SOCIÉTÉ

Foncier : les héritiers Richmond et Poheroa revendiquent la terre de leurs ancêtres


Jeudi 7 Décembre 2017 à 10:09 | Lu 1395 fois

DOSSIER - Les problèmes de terre sont nombreux au fenua. A Faa’a, l’association des héritiers Richmond et Poheroa revendique depuis plusieurs années des terres qui appartiennent au Pays. Selon elle, des documents auraient été falsifiés.


Sortir de l’indivision foncière reste le souhait de bon nombre de famille polynésiennes. Le Pays a mis en place une aide pour leur faciliter la tâche. Mais à Faa’a, l’association des héritiers Richmond et Poheroa n’entend pas emprunter cette voie. Les descendants de Teiva Poheroa revendiquent une terre qui appartiendrait au Pays.

Problème : certains documents retirés à la DAF auraient selon eux été falsifiés  Ils pointent du doigt des incohérences sur des actes de naissance et de décès mais pas seulement. Ils évoquent même des falsifications de documents et dénoncent la vente sous seing privé de plusieurs parcelles qui leur appartiendraient.

Paimata Tetuaiteroi, vice-président de l’association des héritiers de Richmond et Poheroa, s’insurge :
 « Aujourd’hui, nous nous battons pour des actes de naissance de l’état civil pour pouvoir prétendre à une revendication sur les terres d’origine. »

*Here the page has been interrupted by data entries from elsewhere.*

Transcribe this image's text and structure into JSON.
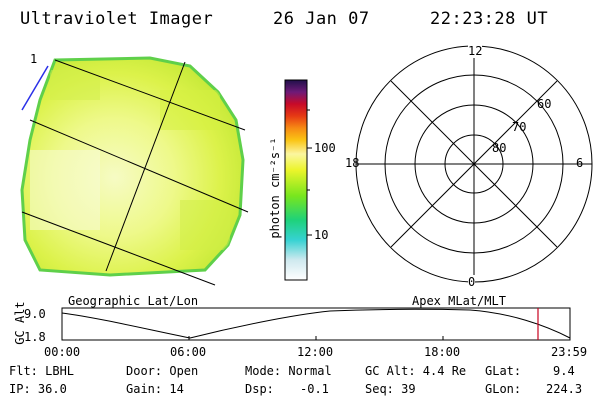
{
  "header": {
    "title": "Ultraviolet Imager",
    "date": "26 Jan 07",
    "time": "22:23:28 UT"
  },
  "left_panel": {
    "corner_mark": "1",
    "caption": "Geographic Lat/Lon"
  },
  "colorbar": {
    "unit_label": "photon cm⁻²s⁻¹",
    "ticks": [
      "100",
      "10"
    ]
  },
  "polar_plot": {
    "caption": "Apex MLat/MLT",
    "mlt_labels": {
      "top": "12",
      "left": "18",
      "right": "6",
      "bottom": "0"
    },
    "mlat_labels": [
      "60",
      "70",
      "80"
    ]
  },
  "orbit_plot": {
    "ylabel": "GC Alt",
    "ytick_top": "9.0",
    "ytick_bottom": "1.8",
    "xticks": [
      "00:00",
      "06:00",
      "12:00",
      "18:00",
      "23:59"
    ],
    "current_time_fraction": 0.937,
    "marker_color": "#c8001e"
  },
  "info": {
    "row1": {
      "filter": "Flt: LBHL",
      "door": "Door: Open",
      "mode": "Mode: Normal",
      "gc_alt": "GC Alt: 4.4 Re",
      "glat_label": "GLat:",
      "glat_value": "9.4"
    },
    "row2": {
      "ip": "IP: 36.0",
      "gain": "Gain: 14",
      "dsp_label": "Dsp:",
      "dsp_value": "-0.1",
      "seq": "Seq: 39",
      "glon_label": "GLon:",
      "glon_value": "224.3"
    }
  }
}
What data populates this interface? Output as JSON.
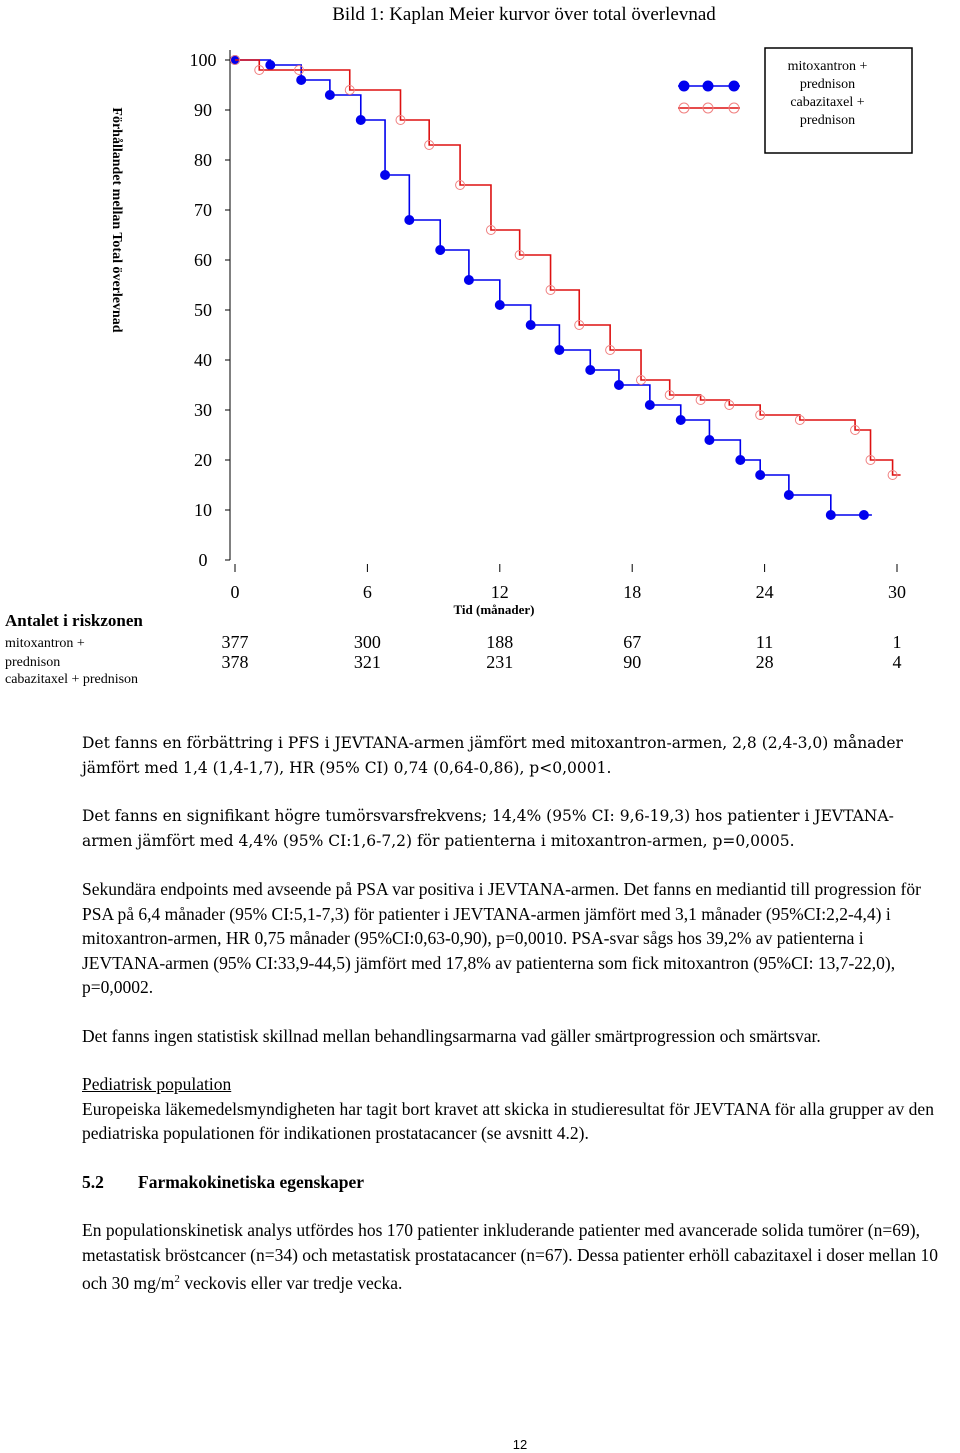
{
  "chart_data": {
    "type": "line",
    "step": true,
    "title": "Bild 1: Kaplan Meier kurvor över total överlevnad",
    "y_label": "Förhållandet mellan Total överlevnad",
    "x_label": "Tid (månader)",
    "xlim": [
      0,
      30
    ],
    "xticks": [
      0,
      6,
      12,
      18,
      24,
      30
    ],
    "ylim": [
      0,
      100
    ],
    "yticks": [
      0,
      10,
      20,
      30,
      40,
      50,
      60,
      70,
      80,
      90,
      100
    ],
    "legend": "top-right",
    "series": [
      {
        "name": "mitoxantron + prednison",
        "color": "#0000ee",
        "x": [
          0,
          1.6,
          3,
          4.3,
          5.7,
          6.8,
          7.9,
          9.3,
          10.6,
          12,
          13.4,
          14.7,
          16.1,
          17.4,
          18.8,
          20.2,
          21.5,
          22.9,
          23.8,
          25.1,
          27,
          28.5
        ],
        "values": [
          100,
          99,
          96,
          93,
          88,
          77,
          68,
          62,
          56,
          51,
          47,
          42,
          38,
          35,
          31,
          28,
          24,
          20,
          17,
          13,
          9,
          9
        ]
      },
      {
        "name": "cabazitaxel + prednison",
        "color": "#dd1111",
        "x": [
          0,
          1.1,
          2.9,
          5.2,
          7.5,
          8.8,
          10.2,
          11.6,
          12.9,
          14.3,
          15.6,
          17,
          18.4,
          19.7,
          21.1,
          22.4,
          23.8,
          25.6,
          28.1,
          28.8,
          29.8
        ],
        "values": [
          100,
          98,
          98,
          94,
          88,
          83,
          75,
          66,
          61,
          54,
          47,
          42,
          36,
          33,
          32,
          31,
          29,
          28,
          26,
          20,
          17
        ]
      }
    ]
  },
  "risk_table": {
    "title": "Antalet i riskzonen",
    "rows": [
      {
        "label": "mitoxantron + prednison",
        "values": [
          377,
          300,
          188,
          67,
          11,
          1
        ]
      },
      {
        "label": "cabazitaxel + prednison",
        "values": [
          378,
          321,
          231,
          90,
          28,
          4
        ]
      }
    ]
  },
  "document": {
    "paragraphs": [
      [
        "Det fanns en förbättring i PFS i JEVTANA-armen jämfört med mitoxantron-armen, 2,8 (2,4-3,0) månader jämfört med 1,4 (1,4-1,7), HR (95% CI) 0,74 (0,64-0,86), p<0,0001."
      ],
      [
        "Det fanns en signifikant högre tumörsvarsfrekvens; 14,4% (95% CI: 9,6-19,3) hos patienter i JEVTANA-armen jämfört med 4,4% (95% CI:1,6-7,2) för patienterna i mitoxantron-armen, p=0,0005."
      ],
      [
        "Sekundära endpoints med avseende på PSA var positiva i JEVTANA-armen. Det fanns en mediantid till progression för PSA på 6,4 månader (95% CI:5,1-7,3) för patienter i JEVTANA-armen jämfört med 3,1 månader (95%CI:2,2-4,4) i mitoxantron-armen, HR 0,75 månader (95%CI:0,63-0,90), p=0,0010. PSA-svar sågs hos 39,2% av patienterna i JEVTANA-armen (95% CI:33,9-44,5) jämfört med 17,8% av patienterna som fick mitoxantron (95%CI: 13,7-22,0), p=0,0002."
      ],
      [
        "Det fanns ingen statistisk skillnad mellan behandlingsarmarna vad gäller smärtprogression och smärtsvar."
      ]
    ],
    "pediatric_heading": "Pediatrisk population",
    "pediatric_text": "Europeiska läkemedelsmyndigheten har tagit bort kravet att skicka in studieresultat för JEVTANA för alla grupper av den pediatriska populationen för indikationen prostatacancer (se avsnitt 4.2).",
    "section_number": "5.2",
    "section_title": "Farmakokinetiska egenskaper",
    "pk_text": [
      "En populationskinetisk analys utfördes hos 170 patienter inkluderande patienter med avancerade solida tumörer (n=69), metastatisk bröstcancer (n=34) och metastatisk prostatacancer (n=67). Dessa patienter erhöll cabazitaxel i doser mellan 10 och 30 mg/m",
      "2",
      " veckovis eller var tredje vecka."
    ]
  },
  "page_number": "12"
}
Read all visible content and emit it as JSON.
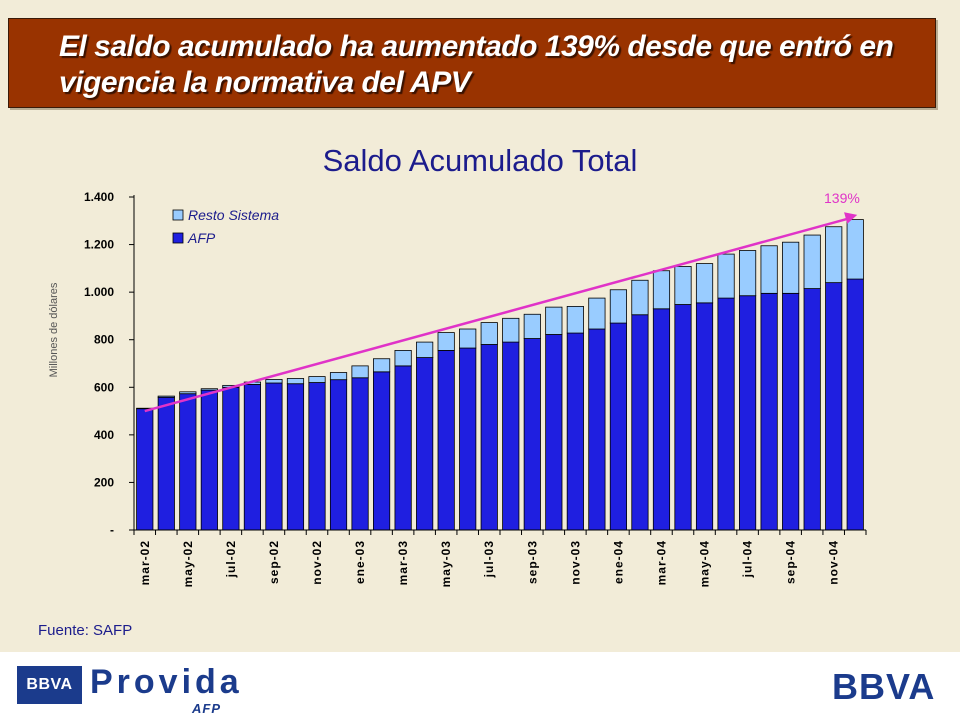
{
  "header": {
    "title": "El saldo acumulado ha aumentado 139% desde que entró en vigencia la normativa del APV"
  },
  "chart_data": {
    "type": "bar",
    "stacked": true,
    "title": "Saldo Acumulado Total",
    "ylabel": "Millones de dólares",
    "ylim": [
      0,
      1400
    ],
    "yticks": [
      0,
      200,
      400,
      600,
      800,
      1000,
      1200,
      1400
    ],
    "ytick_labels": [
      "-",
      "200",
      "400",
      "600",
      "800",
      "1.000",
      "1.200",
      "1.400"
    ],
    "categories": [
      "mar-02",
      "abr-02",
      "may-02",
      "jun-02",
      "jul-02",
      "ago-02",
      "sep-02",
      "oct-02",
      "nov-02",
      "dic-02",
      "ene-03",
      "feb-03",
      "mar-03",
      "abr-03",
      "may-03",
      "jun-03",
      "jul-03",
      "ago-03",
      "sep-03",
      "oct-03",
      "nov-03",
      "dic-03",
      "ene-04",
      "feb-04",
      "mar-04",
      "abr-04",
      "may-04",
      "jun-04",
      "jul-04",
      "ago-04",
      "sep-04",
      "oct-04",
      "nov-04",
      "dic-04"
    ],
    "tick_labels": [
      "mar-02",
      "",
      "may-02",
      "",
      "jul-02",
      "",
      "sep-02",
      "",
      "nov-02",
      "",
      "ene-03",
      "",
      "mar-03",
      "",
      "may-03",
      "",
      "jul-03",
      "",
      "sep-03",
      "",
      "nov-03",
      "",
      "ene-04",
      "",
      "mar-04",
      "",
      "may-04",
      "",
      "jul-04",
      "",
      "sep-04",
      "",
      "nov-04",
      ""
    ],
    "series": [
      {
        "name": "AFP",
        "color": "#1f1fe0",
        "values": [
          510,
          558,
          573,
          588,
          600,
          612,
          618,
          615,
          620,
          632,
          640,
          665,
          690,
          725,
          755,
          765,
          780,
          790,
          805,
          822,
          828,
          845,
          870,
          905,
          930,
          948,
          955,
          975,
          985,
          995,
          995,
          1015,
          1040,
          1055
        ]
      },
      {
        "name": "Resto Sistema",
        "color": "#99ccff",
        "values": [
          2,
          5,
          8,
          6,
          8,
          10,
          15,
          22,
          25,
          30,
          50,
          55,
          65,
          65,
          75,
          80,
          92,
          100,
          102,
          115,
          112,
          130,
          140,
          145,
          160,
          160,
          165,
          185,
          190,
          200,
          215,
          225,
          235,
          250
        ]
      }
    ],
    "annotation": {
      "label": "139%",
      "color": "#e033c8",
      "from": [
        0,
        500
      ],
      "to": [
        33,
        1325
      ]
    },
    "legend_position": "top-left",
    "grid": false
  },
  "source": "Fuente: SAFP",
  "footer": {
    "left_logo_box": "BBVA",
    "left_logo_name": "Provida",
    "left_logo_sub": "AFP",
    "right_logo": "BBVA"
  }
}
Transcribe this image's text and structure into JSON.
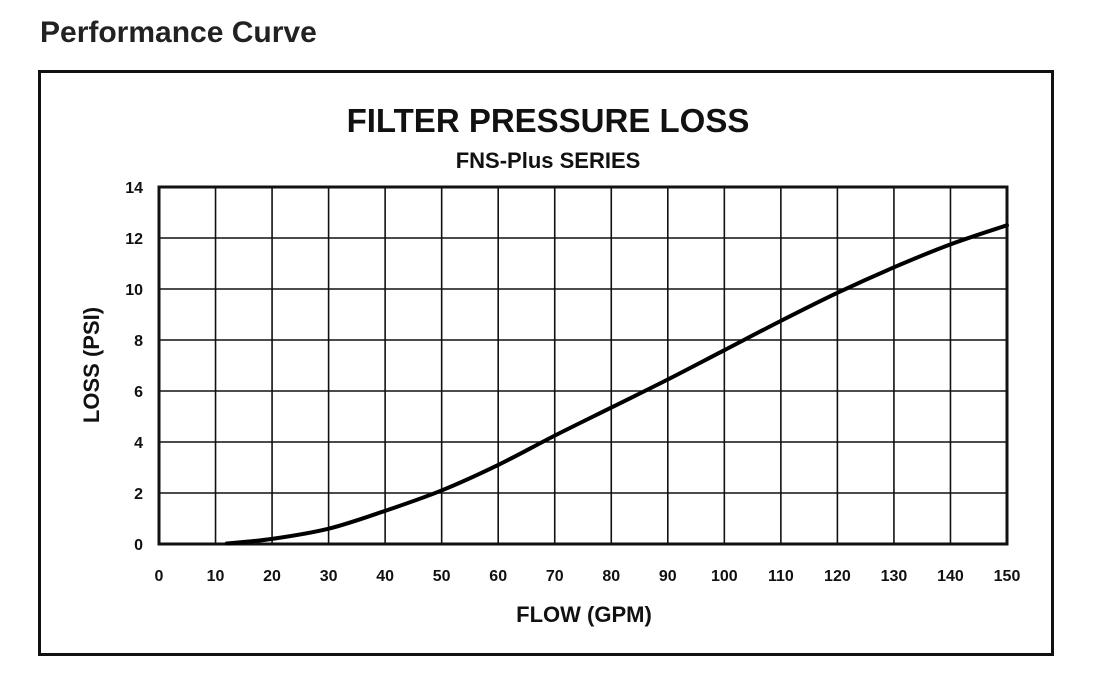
{
  "page": {
    "heading": "Performance Curve"
  },
  "chart_data": {
    "type": "line",
    "title": "FILTER PRESSURE LOSS",
    "subtitle": "FNS-Plus SERIES",
    "xlabel": "FLOW (GPM)",
    "ylabel": "LOSS (PSI)",
    "xlim": [
      0,
      150
    ],
    "ylim": [
      0,
      14
    ],
    "xticks": [
      0,
      10,
      20,
      30,
      40,
      50,
      60,
      70,
      80,
      90,
      100,
      110,
      120,
      130,
      140,
      150
    ],
    "yticks": [
      0,
      2,
      4,
      6,
      8,
      10,
      12,
      14
    ],
    "grid": true,
    "series": [
      {
        "x": [
          12,
          20,
          30,
          40,
          50,
          60,
          70,
          80,
          90,
          100,
          110,
          120,
          130,
          140,
          150
        ],
        "y": [
          0.02,
          0.2,
          0.6,
          1.3,
          2.1,
          3.1,
          4.25,
          5.35,
          6.45,
          7.6,
          8.75,
          9.85,
          10.85,
          11.75,
          12.5
        ]
      }
    ]
  }
}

Selon ce représentant de la lignée de Teiva Poheroa, ses ancêtres auraient été propriétaires de 81 hectares mais ils en auraient vendu une partie pour n’en garder que 74. Une vaste parcelle située sur cette colline de Faa’a et qui serait désormais gérée par le Pays. Aujourd’hui les héritiers réclament ce qu’ils estiment leur revenir de droit.

« Quand est-il des titres de propriété ? Il y a litige avec le territoire mais il y a aussi d’autres personnes qui revendiquent leur droit. »

A la direction des affaires foncières, l’imbroglio entourant ces document est qualifié de  rare. Selon Loyana Le Gall, la directrice de Te Fenua, les familles Richmond et Poheroa n’ont d’autres choix, pour obtenir gain de cause, que de se tourner vers la justice. Reste aussi qu’ils peuvent solliciter l’aide du pays pour leur faciliter la tâche.

Loyanna Le Gall explique : « Le Pays essaie d’envisager toutes les possibilités dans un cadre légal. Nous devons rester dans le périmètre que la loi définit. Nous avons la possibilité de trouver un terrain d’entente et peut être de gérer l’indivision autrement que par le biais de la sortie d’indivision. » 
 
L’association des héritiers Richmond et Poheroa campe sur ses positions. Selon elle, ce soutien du Pays ne sera pas suffisant pour dénouer le problème. Elle souhaite que les mésaventures qu’elle rencontre  puissent au moins réveiller les consciences.